Pubblicazione legale:
Il Tribunale
della capitale, con sentenza 6084/2022, nell'annullare un decreto sanzionatorio
emesso dal Ministero nei confronti di dottore commercialista, ha fornito una
chiara interpretazione circa l'istituto della prescrizione applicabile nelle
vertenze ad oggetto la normativa antiriciclaggio.
Con ricorso
ritualmente notificato, in opposizione alla contestazione circa la violazione
dell'obbligo di segnalazione di operazione sospetta, l'opponente eccepiva:
1- La decadenza
del procedimento sanzionatorio ex art. 69, 2° comma, d.lgs. 231/07.
2- L’estinzione
del procedimento ex art. 28 legge n. 689/81.
3- L’inesistenza
della violazione.
4- Fatti
contestati antecedenti all’applicazione della normativa antiriciclaggio ai
professionisti.
5- L’assenza di
sospetto in ordine alle possibili operazioni di riciclaggio.
6- Il difetto
di motivazione.
7- L’applicazione
del principio del “favor rei" e violazione dell’art. 6 della Legge n.
689/81 e che, per tale motivo, la quantificazione della sanzione era nulla ed
erronea.
In via
preliminare di merito, il Giudice naturalmente si soffermava sulle eccezioni di
prescrizione.
Il termine di due anni (art. 69, 2° comma, d.lgs. 231/07) per la
conclusione del procedimento sanzionatorio (di cui al primo punto) decorre
dalla data di ricezione della contestazione notificata dagli organi
accertatori all'amministrazione procedente, periodo entro il quale deve essere
emessa l'ordinanza ingiunzione (è sufficiente la sua emissione e non la
successiva notifica); l'organo accertatore deve avvalersi di pec per fornire
data certa di trasmissione. Non precisata dalla legge, invece, quale possa
considerarsi il termine a disposizione degli operanti per l'invio del PVC (dagli
stessi notificato regolarmente al contravventore), al Ministero procedente.
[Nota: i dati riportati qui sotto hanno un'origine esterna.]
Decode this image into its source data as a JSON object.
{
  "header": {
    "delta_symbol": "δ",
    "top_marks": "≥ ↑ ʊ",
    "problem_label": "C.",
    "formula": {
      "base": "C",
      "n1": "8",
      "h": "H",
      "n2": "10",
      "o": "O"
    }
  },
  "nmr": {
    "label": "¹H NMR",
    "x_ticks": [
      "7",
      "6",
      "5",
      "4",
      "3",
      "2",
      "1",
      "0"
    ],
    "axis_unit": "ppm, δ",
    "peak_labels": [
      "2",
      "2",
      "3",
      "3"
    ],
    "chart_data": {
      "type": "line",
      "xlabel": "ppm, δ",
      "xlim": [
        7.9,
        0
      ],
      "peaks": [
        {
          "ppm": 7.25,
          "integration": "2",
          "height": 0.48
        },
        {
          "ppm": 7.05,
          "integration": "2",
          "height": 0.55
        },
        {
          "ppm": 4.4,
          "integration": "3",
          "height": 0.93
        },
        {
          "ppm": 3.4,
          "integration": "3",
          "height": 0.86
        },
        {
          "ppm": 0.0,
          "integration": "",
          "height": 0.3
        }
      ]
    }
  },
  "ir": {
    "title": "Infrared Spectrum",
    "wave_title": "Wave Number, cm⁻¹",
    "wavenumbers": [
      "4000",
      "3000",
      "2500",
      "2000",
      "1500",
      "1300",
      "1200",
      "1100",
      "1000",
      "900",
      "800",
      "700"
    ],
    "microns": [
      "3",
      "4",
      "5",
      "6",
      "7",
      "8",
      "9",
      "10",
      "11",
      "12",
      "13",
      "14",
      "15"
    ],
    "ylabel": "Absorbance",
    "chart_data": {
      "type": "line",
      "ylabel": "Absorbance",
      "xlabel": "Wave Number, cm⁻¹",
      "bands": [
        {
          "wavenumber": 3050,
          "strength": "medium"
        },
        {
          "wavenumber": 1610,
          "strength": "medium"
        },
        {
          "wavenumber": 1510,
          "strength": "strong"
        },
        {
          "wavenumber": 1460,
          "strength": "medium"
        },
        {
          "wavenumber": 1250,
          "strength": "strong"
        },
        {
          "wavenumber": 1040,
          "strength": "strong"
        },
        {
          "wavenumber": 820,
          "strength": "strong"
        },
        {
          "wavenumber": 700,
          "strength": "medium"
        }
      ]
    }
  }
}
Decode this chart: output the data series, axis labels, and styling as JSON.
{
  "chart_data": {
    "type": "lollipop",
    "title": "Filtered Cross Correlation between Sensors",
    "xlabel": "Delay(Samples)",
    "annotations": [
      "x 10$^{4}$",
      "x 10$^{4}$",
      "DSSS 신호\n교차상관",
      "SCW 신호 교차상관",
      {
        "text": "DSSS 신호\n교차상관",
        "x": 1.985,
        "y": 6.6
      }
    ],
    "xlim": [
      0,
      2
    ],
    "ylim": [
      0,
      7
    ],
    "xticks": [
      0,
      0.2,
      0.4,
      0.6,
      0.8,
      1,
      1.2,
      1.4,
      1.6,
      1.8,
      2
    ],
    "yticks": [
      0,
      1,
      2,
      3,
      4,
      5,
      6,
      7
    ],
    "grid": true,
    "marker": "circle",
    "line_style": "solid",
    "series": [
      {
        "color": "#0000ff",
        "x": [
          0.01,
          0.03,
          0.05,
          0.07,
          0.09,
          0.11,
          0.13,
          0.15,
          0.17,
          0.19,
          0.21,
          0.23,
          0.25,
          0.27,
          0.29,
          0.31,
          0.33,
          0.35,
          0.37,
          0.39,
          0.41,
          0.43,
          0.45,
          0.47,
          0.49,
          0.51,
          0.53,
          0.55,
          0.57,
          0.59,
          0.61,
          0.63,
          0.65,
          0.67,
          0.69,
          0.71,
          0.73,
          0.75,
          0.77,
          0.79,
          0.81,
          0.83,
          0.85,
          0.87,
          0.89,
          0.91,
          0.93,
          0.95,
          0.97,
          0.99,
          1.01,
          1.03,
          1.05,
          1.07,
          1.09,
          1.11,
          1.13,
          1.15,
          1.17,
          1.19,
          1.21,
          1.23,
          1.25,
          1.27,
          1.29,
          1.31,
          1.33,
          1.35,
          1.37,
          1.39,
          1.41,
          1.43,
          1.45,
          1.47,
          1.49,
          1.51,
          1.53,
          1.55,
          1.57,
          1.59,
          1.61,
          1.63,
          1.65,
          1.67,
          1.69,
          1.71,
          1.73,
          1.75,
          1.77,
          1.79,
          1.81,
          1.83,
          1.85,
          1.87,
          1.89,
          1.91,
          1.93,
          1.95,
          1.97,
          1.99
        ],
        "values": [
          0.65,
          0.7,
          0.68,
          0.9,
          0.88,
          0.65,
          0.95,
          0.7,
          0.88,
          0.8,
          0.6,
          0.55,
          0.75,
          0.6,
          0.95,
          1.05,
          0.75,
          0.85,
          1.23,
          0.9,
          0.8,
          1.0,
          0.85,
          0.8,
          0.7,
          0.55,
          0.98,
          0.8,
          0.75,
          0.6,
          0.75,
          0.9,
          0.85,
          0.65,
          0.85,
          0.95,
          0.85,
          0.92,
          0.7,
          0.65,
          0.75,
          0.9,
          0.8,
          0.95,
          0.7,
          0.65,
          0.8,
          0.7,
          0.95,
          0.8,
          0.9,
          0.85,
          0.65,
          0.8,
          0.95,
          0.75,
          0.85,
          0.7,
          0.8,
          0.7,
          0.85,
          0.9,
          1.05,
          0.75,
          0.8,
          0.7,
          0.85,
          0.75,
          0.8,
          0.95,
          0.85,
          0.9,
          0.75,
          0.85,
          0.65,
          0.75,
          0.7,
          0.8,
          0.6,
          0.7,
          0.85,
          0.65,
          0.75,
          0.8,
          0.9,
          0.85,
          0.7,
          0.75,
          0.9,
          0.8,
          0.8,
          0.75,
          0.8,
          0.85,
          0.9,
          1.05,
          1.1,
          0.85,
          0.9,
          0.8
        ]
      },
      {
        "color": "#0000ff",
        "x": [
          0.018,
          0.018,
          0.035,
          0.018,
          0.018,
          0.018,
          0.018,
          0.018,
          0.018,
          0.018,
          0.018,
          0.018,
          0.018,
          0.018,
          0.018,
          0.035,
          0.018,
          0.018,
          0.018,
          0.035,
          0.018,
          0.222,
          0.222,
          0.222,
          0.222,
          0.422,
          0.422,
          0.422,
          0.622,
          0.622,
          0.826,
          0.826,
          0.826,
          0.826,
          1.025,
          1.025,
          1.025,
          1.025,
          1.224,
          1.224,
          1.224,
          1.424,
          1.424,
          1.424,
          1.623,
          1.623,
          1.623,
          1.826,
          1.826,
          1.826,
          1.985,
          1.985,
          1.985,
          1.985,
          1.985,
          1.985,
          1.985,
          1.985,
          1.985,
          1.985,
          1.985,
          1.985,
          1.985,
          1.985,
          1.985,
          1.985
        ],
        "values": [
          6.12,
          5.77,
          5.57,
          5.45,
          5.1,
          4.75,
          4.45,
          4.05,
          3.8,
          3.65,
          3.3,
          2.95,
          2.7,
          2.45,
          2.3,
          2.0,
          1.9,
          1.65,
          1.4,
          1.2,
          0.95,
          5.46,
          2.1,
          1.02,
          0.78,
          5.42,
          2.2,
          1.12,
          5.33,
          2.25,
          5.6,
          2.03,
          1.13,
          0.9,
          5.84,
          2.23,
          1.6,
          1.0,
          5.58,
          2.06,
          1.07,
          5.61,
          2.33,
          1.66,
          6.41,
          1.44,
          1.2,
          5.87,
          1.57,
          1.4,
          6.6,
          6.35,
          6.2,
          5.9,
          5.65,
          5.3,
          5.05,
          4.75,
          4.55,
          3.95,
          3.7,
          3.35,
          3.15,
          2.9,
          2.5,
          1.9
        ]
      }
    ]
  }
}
In ogni caso, qualora il presunto responsabile inoltri al Ministero
una formale richiesta di essere audito nel corso del procedimento, il summenzionato
termine è prorogato di ulteriori sei mesi, anche se, successivamente,
l'interessato comunichi di voler rinunciare alla richiesta formulata in
precedenza. Per tale ultima motivazione, il Giudice constatava che il Ministero
aveva agito nei termini.
Neppure il richiamo ai termini previsti dalla legge 241/90 poteva trovare
applicazione, in quanto tale normativa non è applicabile alla materia in
questione; la norma citata, infatti, prevede che il procedimento amministrativo
si concluda nel termine di trenta giorni, ovvero novanta giorni secondo la
nuova formulazione, ma è incompatibile con i procedimenti regolamentati ai
sensi della L. 689/1981, che costituisce un sistema di norme organico e
compiuto, "delineante un procedimento di carattere contenzioso scandito in
fasi ed i cui tempi sono regolati in modo da non consentire il rispetto di un
termine così breve".
È stata invece accolta dal Tribunale l'eccezione di prescrizione quinquennale
prevista dall'art.28 della L. 689/1981, con l'importante
precisazione che tale termine “non ha tuttavia natura procedimentale, ma
sostanziale, poichè il suo inutile decorso comporta l’estinzione del diritto
alla riscossione”. L’art. 28 della L.689/81 dispone che: “Il diritto a
riscuotere le somme dovute per le violazioni indicate dalla presente legge si
prescrive nel termine di cinque anni dal giorno in cui è stata commessa la
violazione. L'interruzione della prescrizione è regolata dalle norme del codice
civile”.
Rilevato che i
fatti ai quali era stata imputata presunta violazione dell'obbligo di
segnalazione di operazione sospetta erano risalenti a oltre cinque anni
dell'avvenuta contestazione, il Tribunale ha pertanto annullato il decreto
sanzionatorio; le successive eccezioni rimanevano così "assorbite"
dalla prescrizione, e le spese legali venivano compensate.